De leden van de PvdA-fractie vragen of de regering kan toelichten waarom er in artikel 8:10b Wajong per AMvB regels worden gesteld met betrekking tot de beoordeling van de mogelijkheden tot arbeidsparticipatie van een jonggehandicapte. Hoe ziet de regering de rol van de Kamer bij het stellen van deze regels? Kan de regering toelichten wat de afwijkende procedure, genoemd in artikel 8:10b Wajong kan inhouden? Wat kunnen eventuele gevolgen van een afwijkende procedure zijn voor betrokkenen?

4. Artikel IV. Wijziging van de Wet participatiebudget

4.1. Onderdeel B

De leden van de PvdA-fractie vragen of de regering kan toelichten waarom er in artikel 2 Wet Participatiebudget per AMvB regels worden gesteld voor de verdeling van de uitkering over de colleges en de gegevens die ten grondslag liggen aan die verdeling en de samengestelde delen van die uitkering. Hoe ziet de regering de rol van de Kamer bij het verdelen van deze uitkering en de gegevens die hieraan ten grondslag liggen? Kan de regering toelichten wanneer en op welke manier de voorgestelde delegatiebepaling zal worden ingevuld?

4.2. Onderdeel D

De leden van de SGP-fractie hebben uit het algemeen deel van de toelichting opgemaakt dat het wetsvoorstel beoogt de verordeningsplicht voor gemeenten ten aanzien van niet-uitkeringsgerechtigden in artikel 3a van de Wet op het participatiebudget op te nemen. Zij vragen op welke wijze is geregeld dat de gemeente in haar verordening aandacht besteedt aan niet-uitkeringsgerechtigden.

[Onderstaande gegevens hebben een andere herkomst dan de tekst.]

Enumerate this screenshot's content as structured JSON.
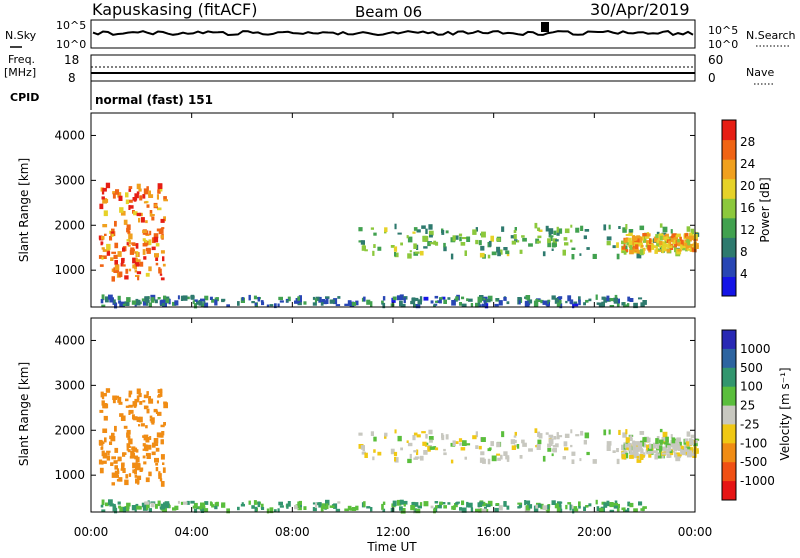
{
  "header": {
    "station": "Kapuskasing (fitACF)",
    "beam": "Beam 06",
    "date": "30/Apr/2019"
  },
  "panels": {
    "nsky_label": "N.Sky",
    "nsky_ticks": [
      "10^5",
      "10^0"
    ],
    "nsearch_label": "N.Search",
    "nsearch_ticks": [
      "10^5",
      "10^0"
    ],
    "freq_label_1": "Freq.",
    "freq_label_2": "[MHz]",
    "freq_ticks": [
      "18",
      "8"
    ],
    "nave_label": "Nave",
    "nave_ticks": [
      "60",
      "0"
    ],
    "cpid_label": "CPID",
    "cpid_text": "normal (fast) 151"
  },
  "axes": {
    "slant_range_label": "Slant Range [km]",
    "range_ticks": [
      "1000",
      "2000",
      "3000",
      "4000"
    ],
    "time_ticks": [
      "00:00",
      "04:00",
      "08:00",
      "12:00",
      "16:00",
      "20:00",
      "00:00"
    ],
    "time_label": "Time UT"
  },
  "colorbars": {
    "power": {
      "label": "Power [dB]",
      "ticks": [
        "4",
        "8",
        "12",
        "16",
        "20",
        "24",
        "28"
      ],
      "colors": [
        "#1414e6",
        "#2846b4",
        "#2e7a6e",
        "#41a14f",
        "#8cc83c",
        "#e6d228",
        "#f0a01e",
        "#f06414",
        "#e61e14"
      ]
    },
    "velocity": {
      "label": "Velocity [m s⁻¹]",
      "ticks": [
        "1000",
        "500",
        "100",
        "25",
        "-25",
        "-100",
        "-500",
        "-1000"
      ],
      "colors": [
        "#2828b4",
        "#2d64a0",
        "#32966e",
        "#5abe3c",
        "#c8c8c0",
        "#f0c814",
        "#f08c14",
        "#f05014",
        "#e61414"
      ]
    }
  },
  "chart_data": {
    "type": "heatmap",
    "title": "Kapuskasing (fitACF) Beam 06 30/Apr/2019",
    "xlabel": "Time UT",
    "ylabel": "Slant Range [km]",
    "x_range_hours": [
      0,
      24
    ],
    "y_range_km": [
      180,
      4500
    ],
    "echo_regions": [
      {
        "t_start": 0.3,
        "t_end": 2.9,
        "range_start": 800,
        "range_end": 2900,
        "power_dB": 26,
        "velocity_ms": -300
      },
      {
        "t_start": 0.3,
        "t_end": 22.0,
        "range_start": 200,
        "range_end": 400,
        "power_dB": 10,
        "velocity_ms": 60
      },
      {
        "t_start": 10.4,
        "t_end": 24.0,
        "range_start": 1300,
        "range_end": 2000,
        "power_dB": 14,
        "velocity_ms": 0
      },
      {
        "t_start": 21.0,
        "t_end": 24.0,
        "range_start": 1400,
        "range_end": 1800,
        "power_dB": 22,
        "velocity_ms": 0
      }
    ],
    "frequency_MHz": 10,
    "nave_level": 5
  }
}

5. Artikel V. Wijziging van de Ziektewet

5.1. Onderdeel A

De leden van de PvdA-fractie vragen of de regering kan toelichten waarom er in artikel 29b ZW per ministeriële regeling regels worden gesteld voor de toepassing en uitvoering van het tweede lid van dat artikel. Hoe ziet de regering de rol van de Kamer bij het stellen van deze regels? Kan de regering toelichten wanneer en op welke manier de voorgestelde delegatiebepaling zal worden ingevuld?

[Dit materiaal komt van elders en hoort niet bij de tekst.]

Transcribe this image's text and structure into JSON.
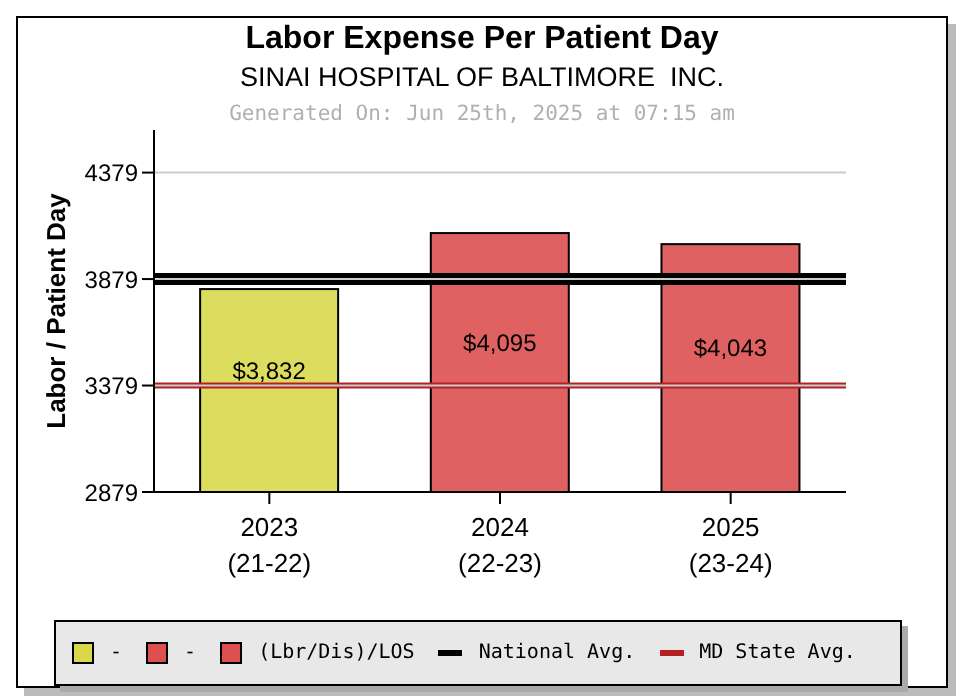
{
  "chart_data": {
    "type": "bar",
    "title": "Labor Expense Per Patient Day",
    "subtitle": "SINAI HOSPITAL OF BALTIMORE  INC.",
    "annotations": [
      "Generated On: Jun 25th, 2025 at 07:15 am"
    ],
    "ylabel": "Labor / Patient Day",
    "categories": [
      "2023\n(21-22)",
      "2024\n(22-23)",
      "2025\n(23-24)"
    ],
    "stacked": true,
    "series": [
      {
        "name": "-",
        "color": "#d8d84c",
        "values": [
          3832,
          null,
          null
        ],
        "value_labels": [
          "$3,832",
          null,
          null
        ]
      },
      {
        "name": "-",
        "color": "#dc5050",
        "values": [
          null,
          4095,
          null
        ],
        "value_labels": [
          null,
          "$4,095",
          null
        ]
      },
      {
        "name": "(Lbr/Dis)/LOS",
        "color": "#dc5050",
        "values": [
          null,
          null,
          4043
        ],
        "value_labels": [
          null,
          null,
          "$4,043"
        ]
      }
    ],
    "ylim": [
      2879,
      4579
    ],
    "yticks": [
      2879,
      3379,
      3879,
      4379
    ],
    "ref_lines": [
      {
        "axis": "y",
        "value": 3879,
        "label": "National Avg.",
        "color": "#000000"
      },
      {
        "axis": "y",
        "value": 3379,
        "label": "MD State Avg.",
        "color": "#b22222"
      }
    ],
    "grid": "y",
    "legend": "bottom"
  }
}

6. Artikel VIII. Wijziging van de Wet structuur uitvoeringsorganisatie werk en inkomen

6.1. Onderdeel E

De leden van de PvdA-fractie vragen of de regering kan toelichten waarom er in artikel 30d Wet SUWI per AMvB regels worden gesteld voor het besluit, bedoeld in het eerste lid van hetzelfde artikel, en over de advisering en de wijze waarop de indicatie tot stand komt. Hoe ziet de regering de rol van de Kamer bij het stellen van deze regels? Kan de regering toelichten wanneer en op welke manier de voorgestelde delegatiebepaling zal worden ingevuld?

6.2. Onderdeel G

De leden van de PvdA-fractie vragen of de regering kan toelichten waarom er in artikel 32c Wet SUWI bij ministeriële regeling regels kunnen worden gesteld met betrekking tot door het UWV te verstrekken subsidie aan een rechtspersoon die door scholing arbeidsinschakeling bevorderd. Hoe ziet de regering de rol van de Kamer bij het stellen van deze regels? Kan de regering toelichten of de regering voornemens is de voorgestelde delegatiebepaling te benutten en op welke wijze?